3. Manufacturing Shipments
The monthly value of goods produced and shipped by Canadian manufacturers fell 0.1% in October 2006 to $47.7 billion, the lowest level since December 2004. This decline was due to weakness in petroleum prices and lower shipments volume in both the food and transportation equipment sectors. Taking price fluctuations into account, shipments volume was down 0.6 per cent. Manufacturing shipments are expected to decline by a further 4% this year.
4. Shipments by Province
Manufacturing shipments across Canada fell by 5.2% between October 2005 and October 2006. Over that same period, shipments were down by 9.6% in Ontario, by almost 25% in New Brunswick and by 2.4% in Alberta (thanks to lower petroleum prices).

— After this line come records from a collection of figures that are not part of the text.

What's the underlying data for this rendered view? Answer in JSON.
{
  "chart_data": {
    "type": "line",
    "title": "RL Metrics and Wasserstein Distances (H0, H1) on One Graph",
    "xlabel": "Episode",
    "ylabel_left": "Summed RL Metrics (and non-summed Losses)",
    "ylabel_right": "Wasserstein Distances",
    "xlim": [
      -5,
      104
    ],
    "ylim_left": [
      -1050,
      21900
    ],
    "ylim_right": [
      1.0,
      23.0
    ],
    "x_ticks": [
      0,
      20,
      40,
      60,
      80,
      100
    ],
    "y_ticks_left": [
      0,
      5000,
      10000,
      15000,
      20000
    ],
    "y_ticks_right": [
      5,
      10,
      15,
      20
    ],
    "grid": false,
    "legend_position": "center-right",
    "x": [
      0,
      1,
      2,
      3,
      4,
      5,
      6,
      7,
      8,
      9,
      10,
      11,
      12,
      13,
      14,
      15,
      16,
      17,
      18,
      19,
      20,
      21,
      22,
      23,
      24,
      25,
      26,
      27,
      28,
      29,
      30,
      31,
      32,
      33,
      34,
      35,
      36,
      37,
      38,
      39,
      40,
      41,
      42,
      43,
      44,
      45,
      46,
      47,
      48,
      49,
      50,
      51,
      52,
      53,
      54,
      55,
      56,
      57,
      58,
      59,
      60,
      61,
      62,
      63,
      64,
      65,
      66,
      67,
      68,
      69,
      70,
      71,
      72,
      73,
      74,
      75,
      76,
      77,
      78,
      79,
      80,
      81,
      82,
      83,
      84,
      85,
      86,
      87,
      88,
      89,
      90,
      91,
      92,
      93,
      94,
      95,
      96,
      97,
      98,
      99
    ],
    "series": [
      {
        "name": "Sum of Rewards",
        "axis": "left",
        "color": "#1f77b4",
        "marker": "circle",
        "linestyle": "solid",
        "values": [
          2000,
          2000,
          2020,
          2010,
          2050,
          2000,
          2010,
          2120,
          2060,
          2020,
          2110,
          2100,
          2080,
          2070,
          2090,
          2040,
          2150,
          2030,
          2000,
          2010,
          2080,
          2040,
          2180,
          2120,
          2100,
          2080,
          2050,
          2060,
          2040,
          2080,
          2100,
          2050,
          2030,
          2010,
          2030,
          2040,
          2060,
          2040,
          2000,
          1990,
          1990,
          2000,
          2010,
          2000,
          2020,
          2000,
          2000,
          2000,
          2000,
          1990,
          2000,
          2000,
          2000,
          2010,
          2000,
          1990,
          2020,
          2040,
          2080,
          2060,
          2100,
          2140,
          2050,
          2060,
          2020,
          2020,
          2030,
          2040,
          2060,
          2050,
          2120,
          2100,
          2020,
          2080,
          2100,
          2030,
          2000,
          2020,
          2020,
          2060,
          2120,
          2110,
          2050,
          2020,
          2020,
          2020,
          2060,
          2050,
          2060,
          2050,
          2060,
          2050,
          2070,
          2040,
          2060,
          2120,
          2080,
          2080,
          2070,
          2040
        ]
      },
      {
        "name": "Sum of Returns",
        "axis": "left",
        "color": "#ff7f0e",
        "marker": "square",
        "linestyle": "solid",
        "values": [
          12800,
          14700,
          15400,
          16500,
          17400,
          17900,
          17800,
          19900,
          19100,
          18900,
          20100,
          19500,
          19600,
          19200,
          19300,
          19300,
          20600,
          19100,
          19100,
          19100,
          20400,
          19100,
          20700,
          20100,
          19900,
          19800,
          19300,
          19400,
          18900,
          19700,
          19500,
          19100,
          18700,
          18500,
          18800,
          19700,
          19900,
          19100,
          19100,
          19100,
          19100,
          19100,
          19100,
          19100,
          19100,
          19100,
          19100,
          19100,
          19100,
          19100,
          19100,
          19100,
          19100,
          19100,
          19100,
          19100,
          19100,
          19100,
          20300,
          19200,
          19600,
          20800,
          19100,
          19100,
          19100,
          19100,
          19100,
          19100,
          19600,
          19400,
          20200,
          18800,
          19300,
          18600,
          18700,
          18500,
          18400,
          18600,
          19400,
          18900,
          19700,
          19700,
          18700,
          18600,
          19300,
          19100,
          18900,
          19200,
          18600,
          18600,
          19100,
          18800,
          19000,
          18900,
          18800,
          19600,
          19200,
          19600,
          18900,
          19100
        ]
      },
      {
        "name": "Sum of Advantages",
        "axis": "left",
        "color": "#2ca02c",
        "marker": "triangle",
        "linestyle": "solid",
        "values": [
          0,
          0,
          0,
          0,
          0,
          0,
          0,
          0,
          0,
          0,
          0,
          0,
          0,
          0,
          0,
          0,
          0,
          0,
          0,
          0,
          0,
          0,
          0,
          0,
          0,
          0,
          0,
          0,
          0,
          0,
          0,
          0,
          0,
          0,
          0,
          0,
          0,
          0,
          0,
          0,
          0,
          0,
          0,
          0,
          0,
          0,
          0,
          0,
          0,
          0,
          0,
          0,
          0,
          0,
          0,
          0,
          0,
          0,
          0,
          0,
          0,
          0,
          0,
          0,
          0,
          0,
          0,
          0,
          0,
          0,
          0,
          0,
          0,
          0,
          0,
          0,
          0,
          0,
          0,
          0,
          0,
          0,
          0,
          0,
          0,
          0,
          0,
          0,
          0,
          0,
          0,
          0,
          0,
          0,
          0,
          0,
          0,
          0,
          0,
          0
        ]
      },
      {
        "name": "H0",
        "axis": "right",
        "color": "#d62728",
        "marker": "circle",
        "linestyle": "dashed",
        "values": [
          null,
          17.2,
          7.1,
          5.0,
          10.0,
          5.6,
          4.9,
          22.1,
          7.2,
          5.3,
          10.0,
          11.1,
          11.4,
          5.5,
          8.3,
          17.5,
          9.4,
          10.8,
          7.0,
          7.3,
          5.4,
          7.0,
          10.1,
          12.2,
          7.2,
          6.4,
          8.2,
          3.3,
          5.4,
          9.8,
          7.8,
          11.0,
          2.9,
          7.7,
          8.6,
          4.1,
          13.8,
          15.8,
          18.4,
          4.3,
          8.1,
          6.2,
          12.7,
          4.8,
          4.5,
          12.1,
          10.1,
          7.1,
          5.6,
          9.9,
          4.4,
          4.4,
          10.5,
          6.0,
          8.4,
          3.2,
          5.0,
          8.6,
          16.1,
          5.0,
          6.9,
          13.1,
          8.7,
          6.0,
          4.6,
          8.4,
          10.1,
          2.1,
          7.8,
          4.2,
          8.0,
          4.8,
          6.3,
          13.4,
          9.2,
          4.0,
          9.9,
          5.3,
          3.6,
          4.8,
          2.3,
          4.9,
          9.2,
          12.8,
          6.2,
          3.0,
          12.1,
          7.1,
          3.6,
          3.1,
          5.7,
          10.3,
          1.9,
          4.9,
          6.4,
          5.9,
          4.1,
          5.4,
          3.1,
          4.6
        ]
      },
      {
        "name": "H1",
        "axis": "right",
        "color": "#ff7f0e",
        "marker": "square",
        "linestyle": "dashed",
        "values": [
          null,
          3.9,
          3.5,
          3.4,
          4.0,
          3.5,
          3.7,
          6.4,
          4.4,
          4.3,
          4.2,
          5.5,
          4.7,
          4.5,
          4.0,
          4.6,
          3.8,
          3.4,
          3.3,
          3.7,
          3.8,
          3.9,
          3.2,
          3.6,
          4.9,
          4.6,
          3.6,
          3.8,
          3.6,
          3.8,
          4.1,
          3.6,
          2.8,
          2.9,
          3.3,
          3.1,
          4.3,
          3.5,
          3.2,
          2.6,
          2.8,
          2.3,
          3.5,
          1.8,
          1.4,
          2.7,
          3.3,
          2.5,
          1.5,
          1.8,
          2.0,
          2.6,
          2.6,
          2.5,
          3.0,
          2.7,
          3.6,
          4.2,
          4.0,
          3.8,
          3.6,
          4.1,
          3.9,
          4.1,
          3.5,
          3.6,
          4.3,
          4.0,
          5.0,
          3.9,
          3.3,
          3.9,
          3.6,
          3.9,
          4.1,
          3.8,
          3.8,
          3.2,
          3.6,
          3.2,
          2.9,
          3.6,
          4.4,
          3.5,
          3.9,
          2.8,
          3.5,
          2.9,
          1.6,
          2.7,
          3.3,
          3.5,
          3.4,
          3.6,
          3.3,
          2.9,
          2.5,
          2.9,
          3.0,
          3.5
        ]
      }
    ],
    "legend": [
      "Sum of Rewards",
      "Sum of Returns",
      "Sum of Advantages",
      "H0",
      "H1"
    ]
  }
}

Shipments performance was strongest in Manitoba, Quebec, BC and PEI.
New and Unfilled Orders
The good news is both new and unfilled orders rose marginally last October, but they remain well below levels posted the previous year. New orders were 6.1% and unfilled orders 3.6% lower year-over-year basis pointing to further weakness in shipments performance, at least during the first half of this year.
GDP by Industry
The Canadian economy stalled out early in the fourth quarter of 2006. Manufacturing, agriculture and forestry have been the weakest sectors over the past year. In October, after accounting for price changes, manufacturing production was down 4.8%, while the economy as a whole had grown only 1.6% year-over-year. With the US economy likely to weaken over the year ahead, manufacturing production is expected to decline by a further 3% while Canada’s general rate of economic growth will run around 0.8 per cent.